Quatre mois d’avance sur le calendrier. Pour un Pentagone dont les programmes d’armement ont élevé le retard au rang de tradition, c’est une anomalie qui ne passe pas inaperçue ; et elle profite à deux industriels californiens : General Atomics Aeronautical Systems (filiale de GA) pour son FQ-42A (Dark Merlin), et Anduril Industries pour son FQ-44A (Fury). Ces appareils semi-autonomes forment le premier lot opérationnel du programme CCA (Collaborative Combat Aircraft), des drones de combat qui volent en formation avec les chasseurs, prennent les risques à leur place et démultiplient leurs capacités de frappe.
Anduril, le cadet qui coiffe les géants
Ce qui frappe d’abord, c’est le nom d’Anduril.
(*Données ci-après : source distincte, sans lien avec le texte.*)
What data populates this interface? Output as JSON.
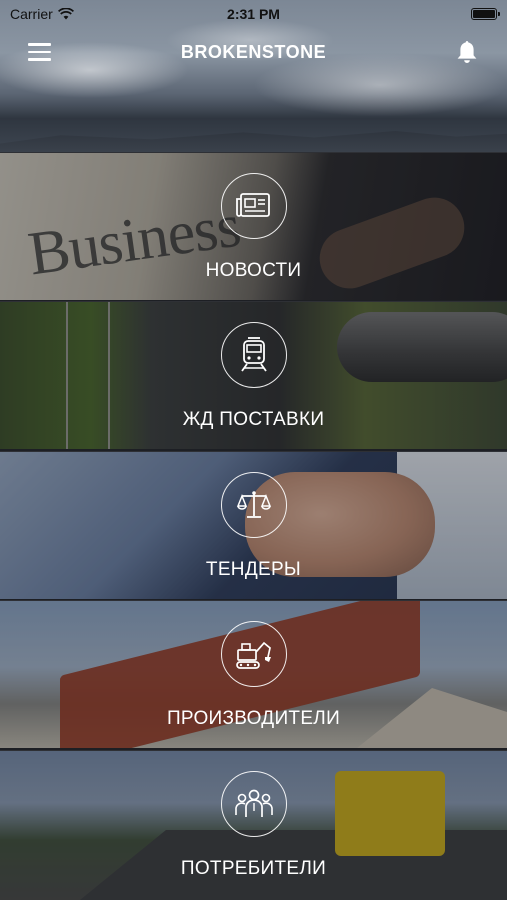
{
  "status_bar": {
    "carrier": "Carrier",
    "time": "2:31 PM",
    "battery_level": 1.0
  },
  "nav": {
    "title": "BROKENSTONE",
    "menu_icon": "hamburger-menu-icon",
    "bell_icon": "bell-icon"
  },
  "menu": {
    "items": [
      {
        "label": "НОВОСТИ",
        "icon": "newspaper-icon"
      },
      {
        "label": "ЖД ПОСТАВКИ",
        "icon": "train-icon"
      },
      {
        "label": "ТЕНДЕРЫ",
        "icon": "scales-icon"
      },
      {
        "label": "ПРОИЗВОДИТЕЛИ",
        "icon": "excavator-icon"
      },
      {
        "label": "ПОТРЕБИТЕЛИ",
        "icon": "people-group-icon"
      }
    ]
  },
  "background_texts": {
    "news_paper": "Business"
  },
  "colors": {
    "text": "#ffffff",
    "overlay": "#14161c"
  }
}
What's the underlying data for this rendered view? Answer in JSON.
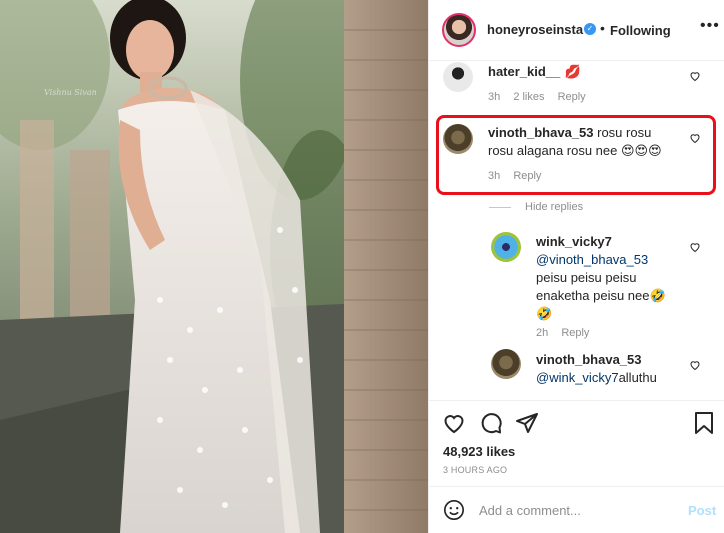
{
  "post": {
    "username": "honeyroseinsta",
    "verified_icon": "verified-check-icon",
    "follow_status": "Following",
    "more_icon": "more-options-icon",
    "photo_watermark": "Vishnu Sivan"
  },
  "comments": [
    {
      "username": "hater_kid__",
      "text": "💋",
      "time": "3h",
      "likes": "2 likes",
      "reply": "Reply"
    },
    {
      "username": "vinoth_bhava_53",
      "text": "rosu rosu rosu alagana rosu nee 😍😍😍",
      "text_line1": "rosu rosu",
      "text_line2": "rosu alagana rosu nee 😍😍😍",
      "time": "3h",
      "reply": "Reply",
      "highlighted": true,
      "highlight_color": "#e8101b"
    }
  ],
  "hide_replies": "Hide replies",
  "replies": [
    {
      "username": "wink_vicky7",
      "mention": "@vinoth_bhava_53",
      "text_line1": "peisu peisu peisu",
      "text_line2": "enaketha peisu nee🤣",
      "text_line3": "🤣",
      "time": "2h",
      "reply": "Reply"
    },
    {
      "username": "vinoth_bhava_53",
      "mention": "@wink_vicky7",
      "text": "alluthu"
    }
  ],
  "actions": {
    "like_icon": "heart-icon",
    "comment_icon": "comment-icon",
    "share_icon": "share-icon",
    "save_icon": "bookmark-icon",
    "likes": "48,923 likes",
    "timestamp": "3 HOURS AGO"
  },
  "add_comment": {
    "placeholder": "Add a comment...",
    "post_label": "Post",
    "emoji_icon": "emoji-icon"
  },
  "colors": {
    "link": "#00376b",
    "muted": "#8e8e8e",
    "verified": "#3897f0",
    "post_disabled": "#b2dffc"
  }
}
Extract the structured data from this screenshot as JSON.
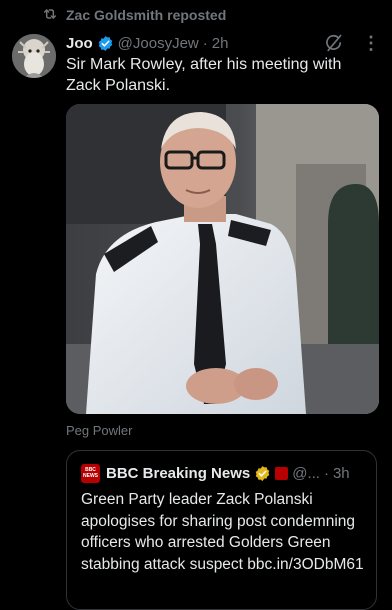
{
  "repost": {
    "text": "Zac Goldsmith reposted",
    "icon": "repost-icon"
  },
  "author": {
    "name": "Joo",
    "handle": "@JoosyJew",
    "separator": "·",
    "time": "2h",
    "verified_color": "#1d9bf0"
  },
  "tweet": {
    "text": "Sir Mark Rowley, after his meeting with Zack Polanski."
  },
  "media": {
    "caption": "Peg Powler"
  },
  "quote": {
    "name": "BBC Breaking News",
    "handle": "@...",
    "separator": "·",
    "time": "3h",
    "text": "Green Party leader Zack Polanski apologises for sharing post condemning officers who arrested Golders Green stabbing attack suspect bbc.in/3ODbM61",
    "verified_color": "#e2b719",
    "logo_lines": [
      "BBC",
      "NEWS"
    ]
  },
  "colors": {
    "background": "#000000",
    "text": "#e7e9ea",
    "muted": "#71767b",
    "border": "#2f3336"
  }
}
Fondée en 2017 par Palmer Luckey, l’inventeur du casque de réalité virtuelle Oculus, la société n’a pas dix ans d’existence. Elle n’a jamais construit un chasseur. Et pourtant, son FQ-44A Fury vient de coiffer au poteau des géants comme Northrop Grumman, qui a quitté la compétition bredouille.
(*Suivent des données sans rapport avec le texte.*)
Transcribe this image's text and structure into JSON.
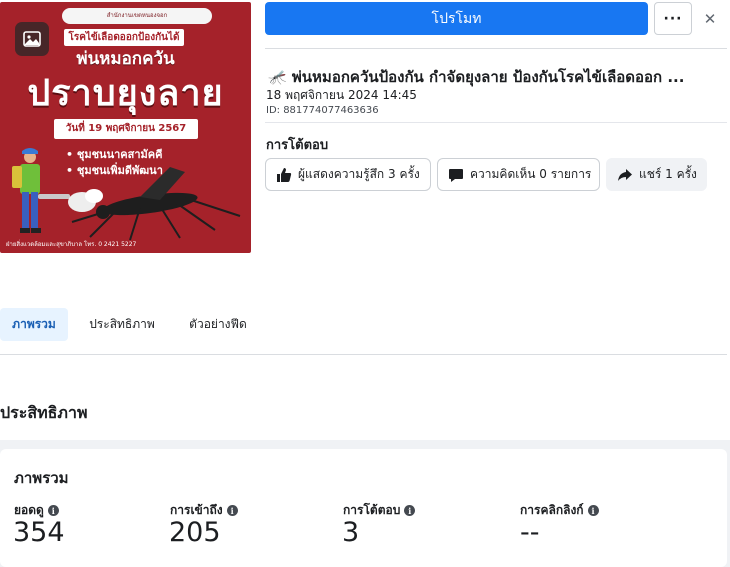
{
  "thumbnail": {
    "org_text": "สำนักงานเขตหนองจอก",
    "subtitle": "โรคไข้เลือดออกป้องกันได้",
    "heading1": "พ่นหมอกควัน",
    "heading2": "ปราบยุงลาย",
    "date_label": "วันที่ 19 พฤศจิกายน 2567",
    "bullets": [
      "ชุมชนนาคสามัคคี",
      "ชุมชนเพิ่มดีพัฒนา"
    ],
    "footer": "ฝ่ายสิ่งแวดล้อมและสุขาภิบาล โทร. 0 2421 5227"
  },
  "toolbar": {
    "promote_label": "โปรโมท",
    "more_label": "···",
    "close_label": "✕"
  },
  "post": {
    "title": "🦟 พ่นหมอกควันป้องกัน กำจัดยุงลาย ป้องกันโรคไข้เลือดออก ...",
    "date": "18 พฤศจิกายน 2024 14:45",
    "id": "ID: 881774077463636"
  },
  "engagement": {
    "title": "การโต้ตอบ",
    "reactions_label": "ผู้แสดงความรู้สึก 3 ครั้ง",
    "comments_label": "ความคิดเห็น 0 รายการ",
    "shares_label": "แชร์ 1 ครั้ง"
  },
  "tabs": [
    "ภาพรวม",
    "ประสิทธิภาพ",
    "ตัวอย่างฟีด"
  ],
  "performance": {
    "section_title": "ประสิทธิภาพ",
    "card_title": "ภาพรวม",
    "metrics": [
      {
        "label": "ยอดดู",
        "value": "354"
      },
      {
        "label": "การเข้าถึง",
        "value": "205"
      },
      {
        "label": "การโต้ตอบ",
        "value": "3"
      },
      {
        "label": "การคลิกลิงก์",
        "value": "--"
      }
    ]
  },
  "colors": {
    "accent": "#1877f2",
    "thumbnail_bg": "#a5222a",
    "tab_active_bg": "#e7f3ff",
    "tab_active_text": "#1a5fb4"
  }
}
Pour mesurer la performance, il suffit de regarder les dates : contrat de prototype en avril 2024, essais au sol en avril 2025, premier vol en octobre 2025, contrat de production en juin 2026. Deux ans, au total. « Le programme de mise en production d’un chasseur le plus rapide depuis plus de cinquante ans », revendique Anduril. C’est aussi la première fois depuis les années 1970 qu’une société sans héritage industriel dans ce domaine remporte un tel contrat, un marché que Lockheed Martin, Boeing et Northrop se partageaient entre eux sans trop de concurrence depuis des décennies.
General Atomics, en revanche, est un visage connu. Le groupe fabrique les drones Predator et Reaper depuis les années 1990. Son YFQ-42A a décollé pour la première fois en août 2025. En avril 2026, un prototype s’est crashé peu après le décollage, victime d’une erreur du pilote automatique. Les vols ont repris un mois plus tard. Le contrat de production a suivi.
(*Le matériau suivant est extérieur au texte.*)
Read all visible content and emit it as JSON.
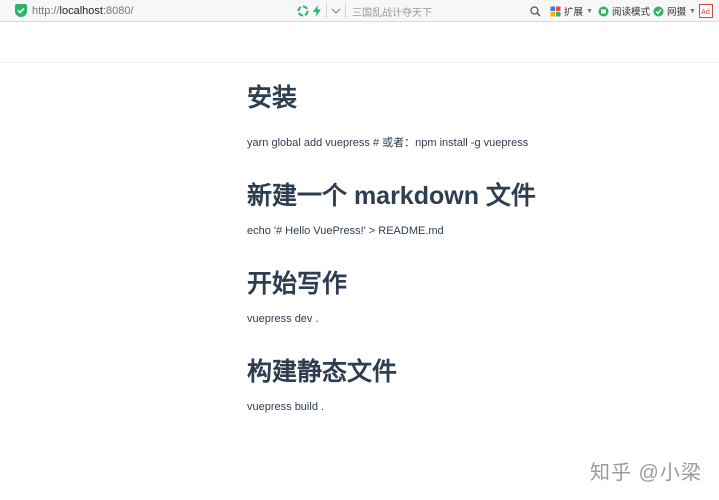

Un détail de nomenclature mérite d’être signalé : ces appareils s’appellent FQ-42 et FQ-44, pas MQ ou RQ comme les drones de surveillance habituels. Le « F » désigne un chasseur – comme le F-35 ou le F-22. Accolé au « Q » des sans-pilote, il dit clairement que ces appareils ne sont pas des drones de surveillance : ce sont des chasseurs, sans équipage.
Face à la Chine, le problème de la masse
Pourquoi ce programme, et pourquoi à cette vitesse ? La réponse tient en un mot : la Chine. Depuis plusieurs années, les analyses du Pentagone convergent vers le même constat : en cas de conflit de haute intensité dans le Pacifique, les États-Unis seraient rapidement à court d’avions. Non pas faute de qualité – le F-35 reste l’un des appareils les plus sophistiqués du monde -, mais faute de quantité. Un F-35 coûte entre 80 et 100 millions de dollars, prend des années à produire, et ne se remplace pas en quelques semaines. Face à la force aérienne de l’armée populaire de libération qui compte ses appareils par milliers, cette arithmétique pose un problème concret.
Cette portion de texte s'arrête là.